Poésies courtes, essentielles, aux tons simples qui tirent leur force dans les suggestions de la nature et de ses saisons, les haïkus illustrés par Miró développent, avec d’autres œuvres des années ’60-’70, la poésie par la ligne, quelle que soit la matière ou le support. « Cette simple ligne est la marque que j’ai conquis la liberté ! »

 

Le mythe de la femme

Enfin, cette exposition comporte des séries d’œuvres, entrecroisées chronologiquement, consacrées au mythe de la femme - évasion encore,  et refuge, peut-être. C’est la Mère Nature et  l’oiseau mythologique, symbole masculin. L’œil, on l’aura compris, représente le  symbole féminin.  Il s’agit de tableaux caractérisés par des couleurs vives, d’épais coups de pinceau, d’écrasantes traces de noir qui expriment la violence du cycle vital et de la nature. Femme et oiseau symbolisant l’ancrage à la terre et le désir d’évasion vers le ciel. Tout est à sa place ou tout s’écroule. Equilibre parfait : on ne peut ni ajouter ni soustraire une ligne ou un point, c’est le véritable génie de Miro.  

 

 

 

Pour petits et grands
Afin d’explorer davantage le processus créatif de Miro, un atelier de découvertes artistiques est intégré dans l’exposition. Plusieurs stations de travail interactives, développées par l’asbl ART BASICS for CHILDREN sont mises en place et incitent les visiteurs, qu’ils soient enfants ou adultes, à se plonger dans la vie de Miró, ses lieux de résidence, ses sources d’inspiration, sa palette de couleurs, ses différents styles… Un livre de "Miróglyphes" reprend les pictogrammes utilisés par l’artiste à titre de métaphores. « L’atelier de rêves de Miró», équipé d’objets trouvés et de matériaux stimulants donnent la possibilité à chaque visiteur, seul ou accompagné d’un guide-animateur, de dessiner sa propre constellation, de peindre, de faire des collages, d’imprimer, de travailler la terre glaise et de réaliser une mosaïque murale…  Le visiteur a également la possibilité de créer son propre "livre d’artiste" poétique, le tout visant à développer une sensibilisation qui se situe aux confins de l’art et de la vie.

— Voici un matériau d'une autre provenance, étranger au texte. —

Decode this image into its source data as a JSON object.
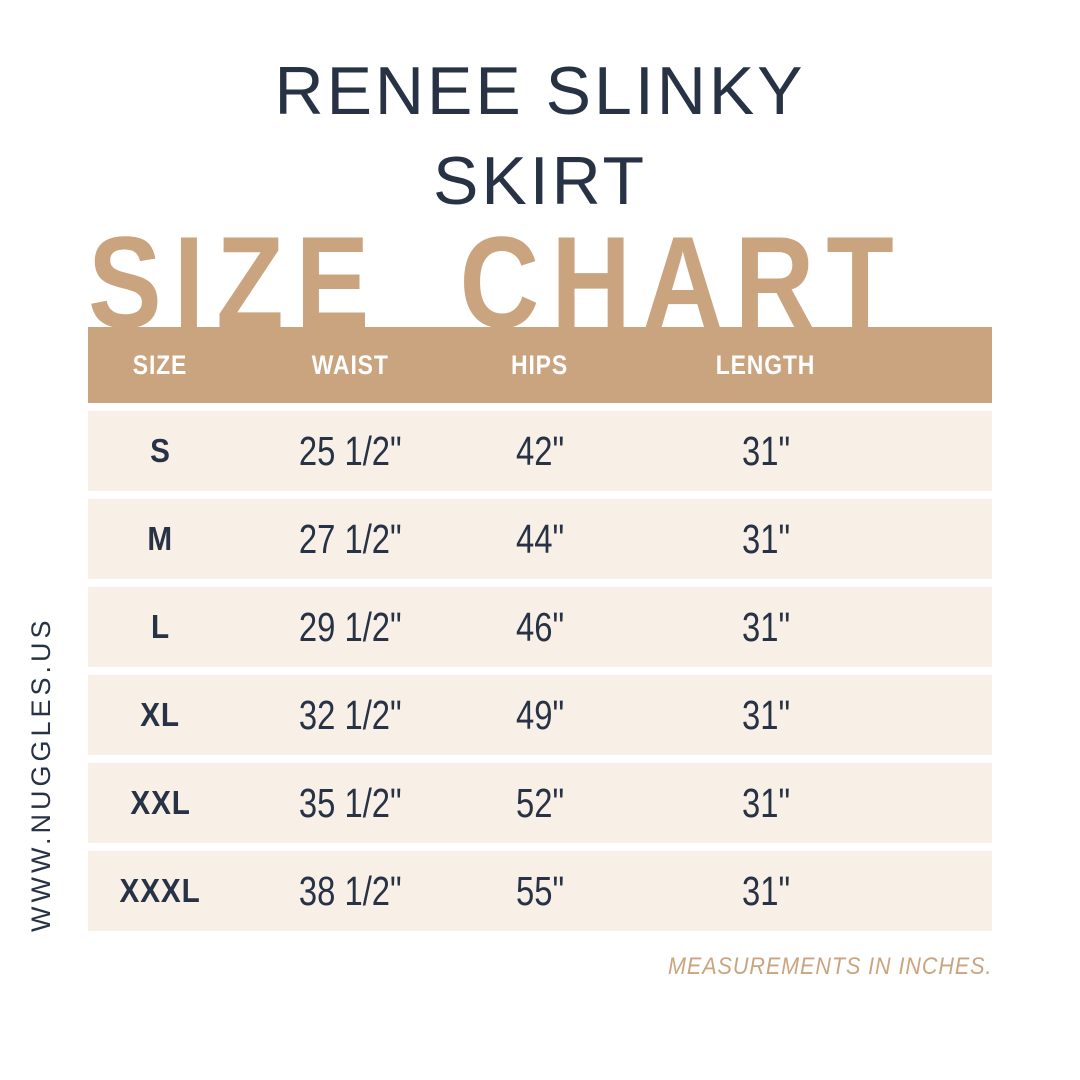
{
  "colors": {
    "tan": "#CAA47E",
    "cream": "#F8EFE7",
    "navy": "#273345",
    "white": "#FFFFFF"
  },
  "title": {
    "line1": "RENEE SLINKY",
    "line2": "SKIRT"
  },
  "heading": "SIZE CHART",
  "table": {
    "headers": [
      "SIZE",
      "WAIST",
      "HIPS",
      "LENGTH"
    ],
    "rows": [
      {
        "size": "S",
        "waist": "25 1/2\"",
        "hips": "42\"",
        "length": "31\""
      },
      {
        "size": "M",
        "waist": "27 1/2\"",
        "hips": "44\"",
        "length": "31\""
      },
      {
        "size": "L",
        "waist": "29 1/2\"",
        "hips": "46\"",
        "length": "31\""
      },
      {
        "size": "XL",
        "waist": "32 1/2\"",
        "hips": "49\"",
        "length": "31\""
      },
      {
        "size": "XXL",
        "waist": "35 1/2\"",
        "hips": "52\"",
        "length": "31\""
      },
      {
        "size": "XXXL",
        "waist": "38 1/2\"",
        "hips": "55\"",
        "length": "31\""
      }
    ]
  },
  "footnote": "MEASUREMENTS IN INCHES.",
  "website": "WWW.NUGGLES.US",
  "chart_data": {
    "type": "table",
    "title": "RENEE SLINKY SKIRT SIZE CHART",
    "columns": [
      "SIZE",
      "WAIST",
      "HIPS",
      "LENGTH"
    ],
    "rows": [
      [
        "S",
        "25 1/2\"",
        "42\"",
        "31\""
      ],
      [
        "M",
        "27 1/2\"",
        "44\"",
        "31\""
      ],
      [
        "L",
        "29 1/2\"",
        "46\"",
        "31\""
      ],
      [
        "XL",
        "32 1/2\"",
        "49\"",
        "31\""
      ],
      [
        "XXL",
        "35 1/2\"",
        "52\"",
        "31\""
      ],
      [
        "XXXL",
        "38 1/2\"",
        "55\"",
        "31\""
      ]
    ],
    "units": "inches",
    "note": "MEASUREMENTS IN INCHES."
  }
}
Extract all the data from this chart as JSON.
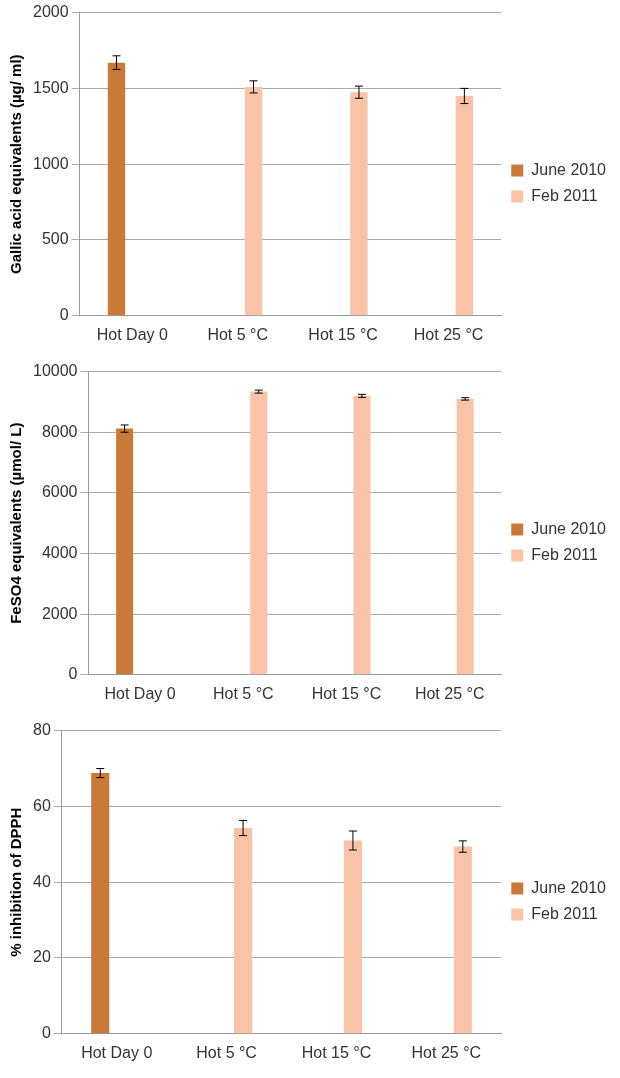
{
  "chart_data": [
    {
      "type": "bar",
      "categories": [
        "Hot Day 0",
        "Hot 5 °C",
        "Hot 15 °C",
        "Hot 25 °C"
      ],
      "ylabel": "Gallic acid equivalents (µg/ ml)",
      "ylim": [
        0,
        2000
      ],
      "yticks": [
        0,
        500,
        1000,
        1500,
        2000
      ],
      "grid": "y",
      "legend": "right",
      "series": [
        {
          "name": "June 2010",
          "color": "#c97a37",
          "values": [
            1670,
            null,
            null,
            null
          ],
          "errors": [
            45,
            null,
            null,
            null
          ]
        },
        {
          "name": "Feb 2011",
          "color": "#f9c3a8",
          "values": [
            null,
            1510,
            1475,
            1450
          ],
          "errors": [
            null,
            40,
            40,
            50
          ]
        }
      ]
    },
    {
      "type": "bar",
      "categories": [
        "Hot Day 0",
        "Hot 5 °C",
        "Hot 15 °C",
        "Hot 25 °C"
      ],
      "ylabel": "FeSO4 equivalents (µmol/ L)",
      "ylim": [
        0,
        10000
      ],
      "yticks": [
        0,
        2000,
        4000,
        6000,
        8000,
        10000
      ],
      "grid": "y",
      "legend": "right",
      "series": [
        {
          "name": "June 2010",
          "color": "#c97a37",
          "values": [
            8120,
            null,
            null,
            null
          ],
          "errors": [
            120,
            null,
            null,
            null
          ]
        },
        {
          "name": "Feb 2011",
          "color": "#f9c3a8",
          "values": [
            null,
            9340,
            9200,
            9100
          ],
          "errors": [
            null,
            50,
            50,
            40
          ]
        }
      ]
    },
    {
      "type": "bar",
      "categories": [
        "Hot Day 0",
        "Hot 5 °C",
        "Hot 15 °C",
        "Hot 25 °C"
      ],
      "ylabel": "% inhibition of DPPH",
      "ylim": [
        0,
        80
      ],
      "yticks": [
        0,
        20,
        40,
        60,
        80
      ],
      "grid": "y",
      "legend": "right",
      "series": [
        {
          "name": "June 2010",
          "color": "#c97a37",
          "values": [
            68.8,
            null,
            null,
            null
          ],
          "errors": [
            1.2,
            null,
            null,
            null
          ]
        },
        {
          "name": "Feb 2011",
          "color": "#f9c3a8",
          "values": [
            null,
            54.3,
            51,
            49.4
          ],
          "errors": [
            null,
            2,
            2.5,
            1.5
          ]
        }
      ]
    }
  ]
}
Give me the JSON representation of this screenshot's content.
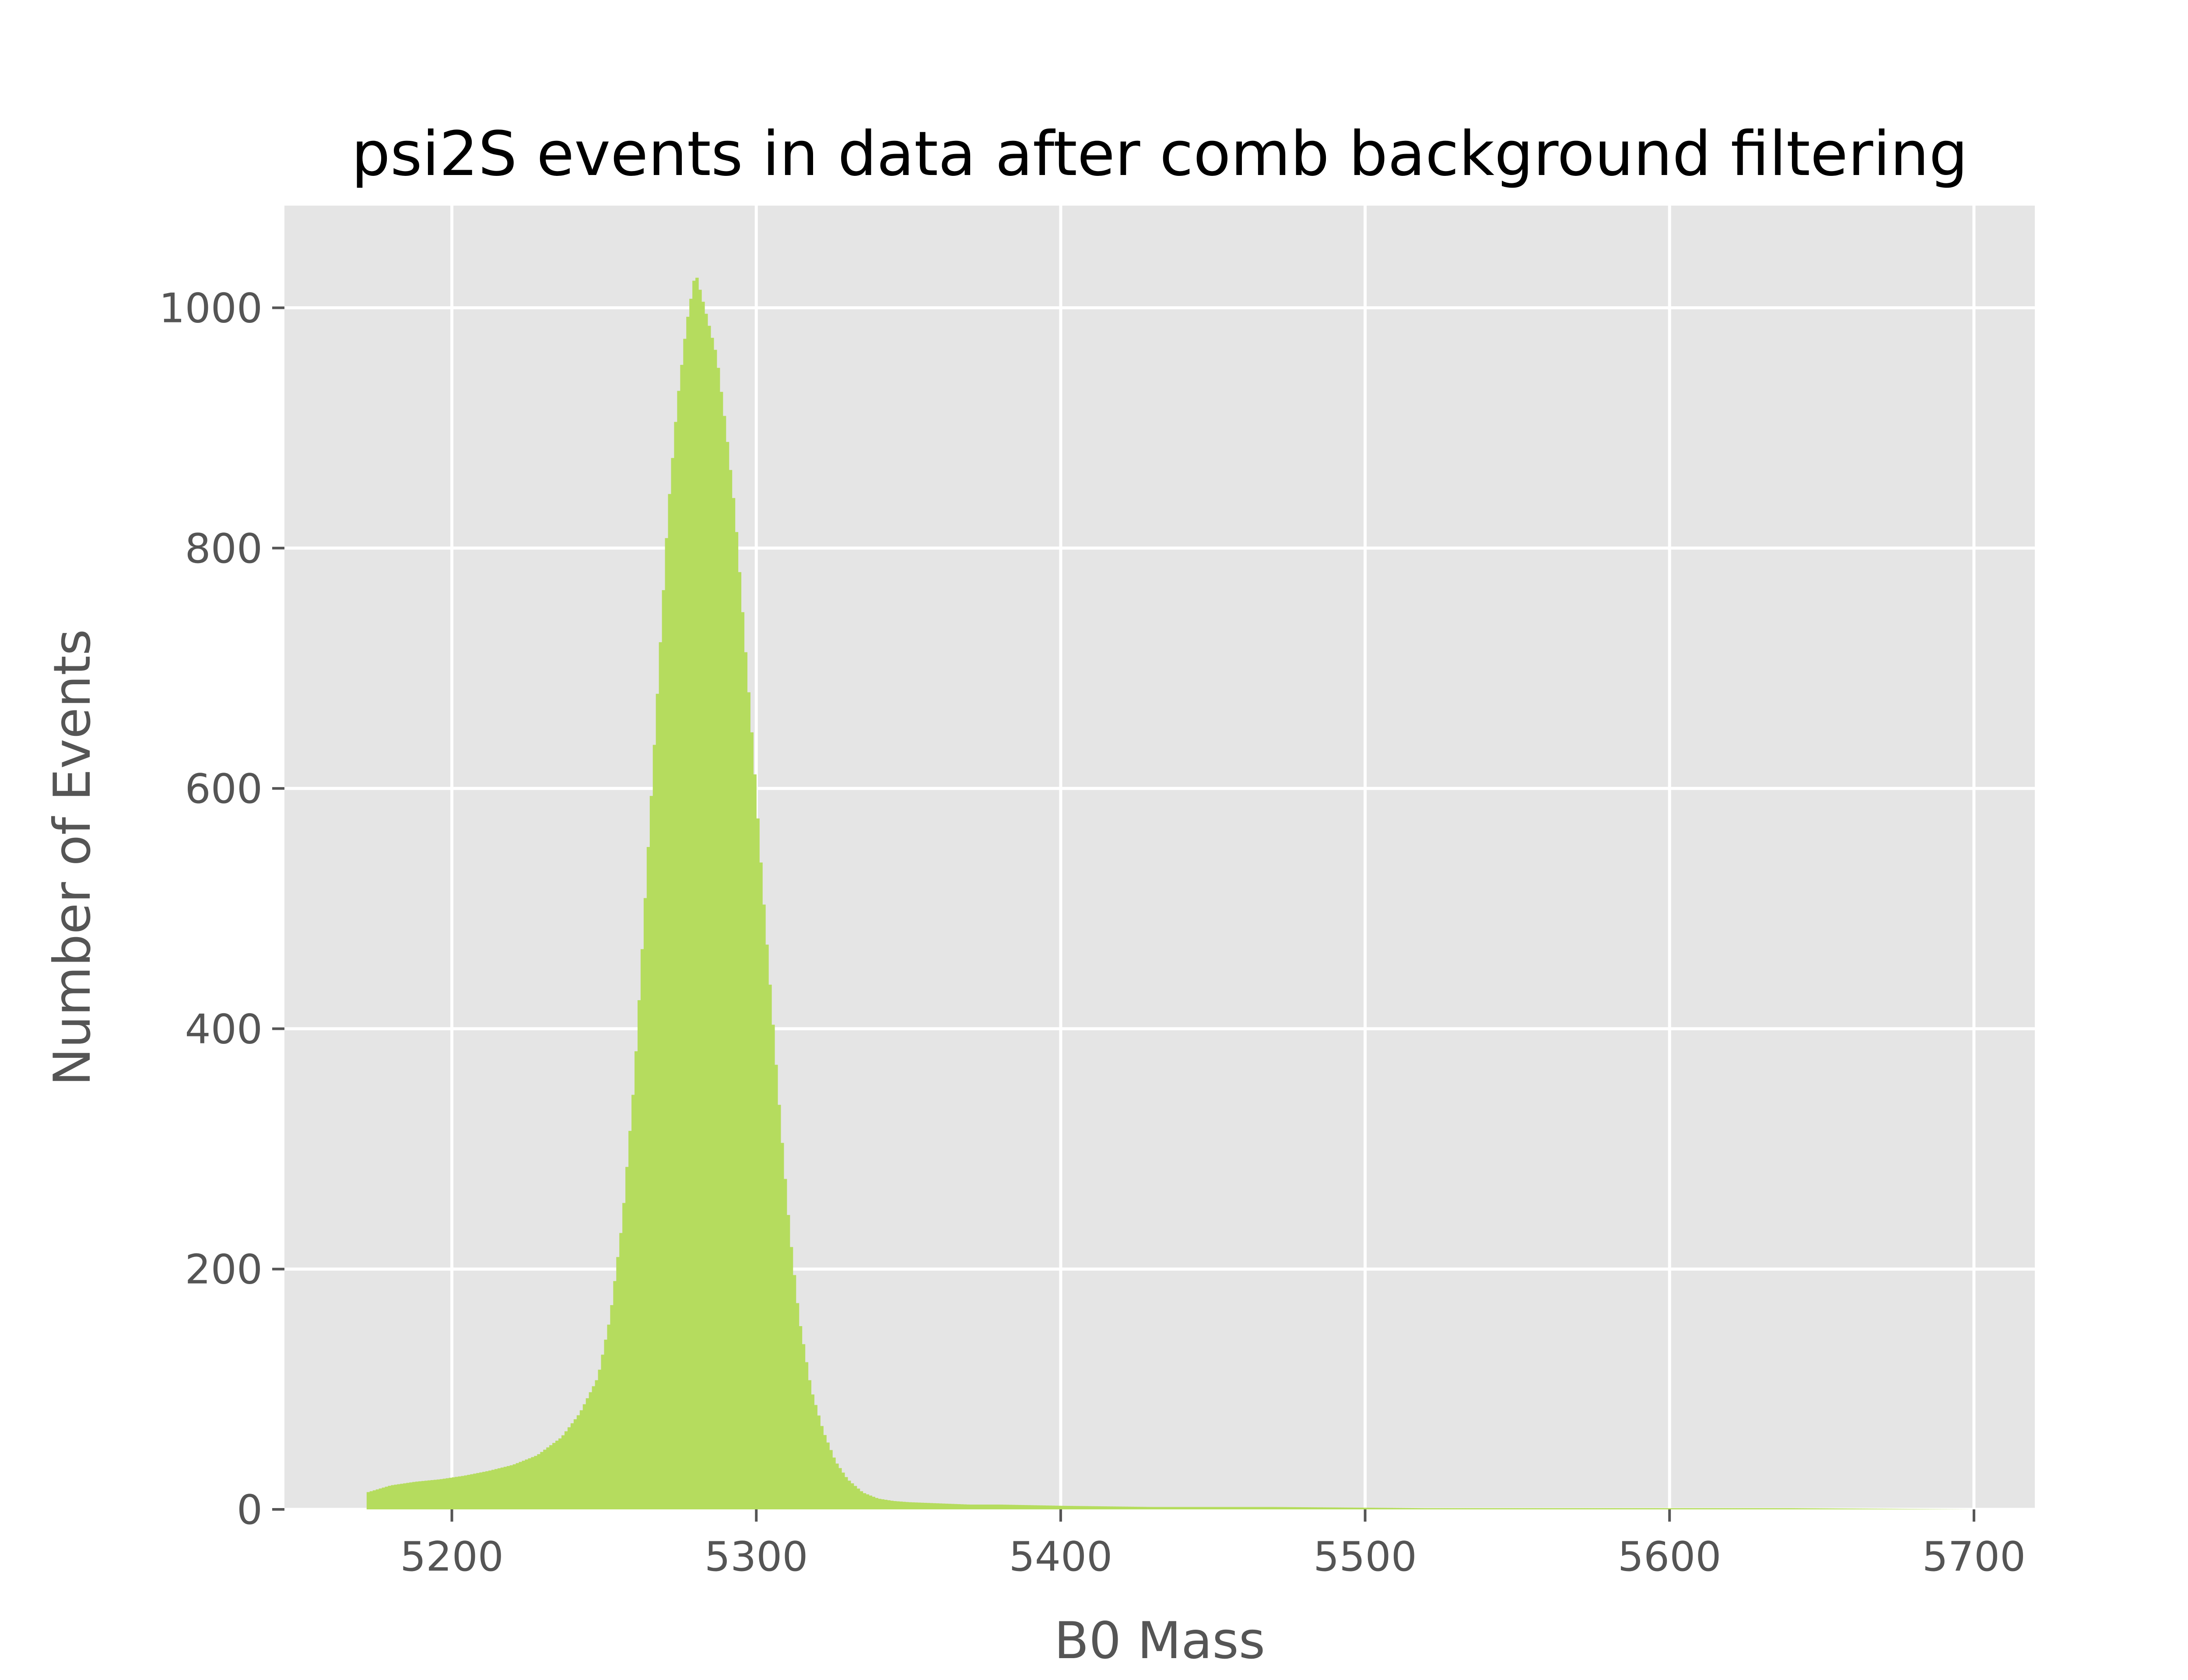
{
  "chart_data": {
    "type": "bar",
    "title": "psi2S events in data after comb background filtering",
    "xlabel": "B0 Mass",
    "ylabel": "Number of Events",
    "xlim": [
      5145,
      5720
    ],
    "ylim": [
      0,
      1085
    ],
    "xticks": [
      5200,
      5300,
      5400,
      5500,
      5600,
      5700
    ],
    "yticks": [
      0,
      200,
      400,
      600,
      800,
      1000
    ],
    "grid": true,
    "bin_width": 1,
    "colors": {
      "bar": "#b5dc5e",
      "plot_background": "#e5e5e5",
      "grid": "#ffffff",
      "tick": "#555555",
      "text": "#555555"
    },
    "series": [
      {
        "x": [
          5172,
          5180,
          5188,
          5196,
          5204,
          5212,
          5220,
          5228,
          5236,
          5242,
          5248,
          5252,
          5256,
          5260,
          5264,
          5268,
          5271,
          5274,
          5277,
          5280,
          5282,
          5284,
          5287,
          5290,
          5293,
          5296,
          5299,
          5302,
          5305,
          5308,
          5311,
          5314,
          5318,
          5322,
          5326,
          5330,
          5335,
          5340,
          5345,
          5350,
          5360,
          5370,
          5380,
          5400,
          5430,
          5470,
          5520,
          5580,
          5640,
          5700
        ],
        "values": [
          14,
          20,
          23,
          25,
          28,
          32,
          37,
          45,
          60,
          80,
          110,
          160,
          240,
          360,
          530,
          700,
          830,
          920,
          985,
          1030,
          1010,
          990,
          960,
          900,
          830,
          730,
          630,
          520,
          420,
          320,
          230,
          160,
          100,
          65,
          40,
          25,
          14,
          9,
          7,
          6,
          5,
          4,
          4,
          3,
          2,
          2,
          1,
          1,
          1,
          0
        ]
      }
    ]
  }
}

Cette exposition est réalisée dans le cadre du projet « Un printemps surréaliste au Mont des Arts ». Plusieurs conférences seront organisées par Educateam, le service éducatif des Musées royaux des Beaux-Arts de Belgique,

 

à l´Espace culturel ING.
24.03.2011 > 19.06.2011 Joan Miró, peintre poète, Place Royale 6, 1000 Bruxelles

Soyez curieux: http://bongo.zoomin.tv/videoplayer/index.cfm?id=411946&mode=nor...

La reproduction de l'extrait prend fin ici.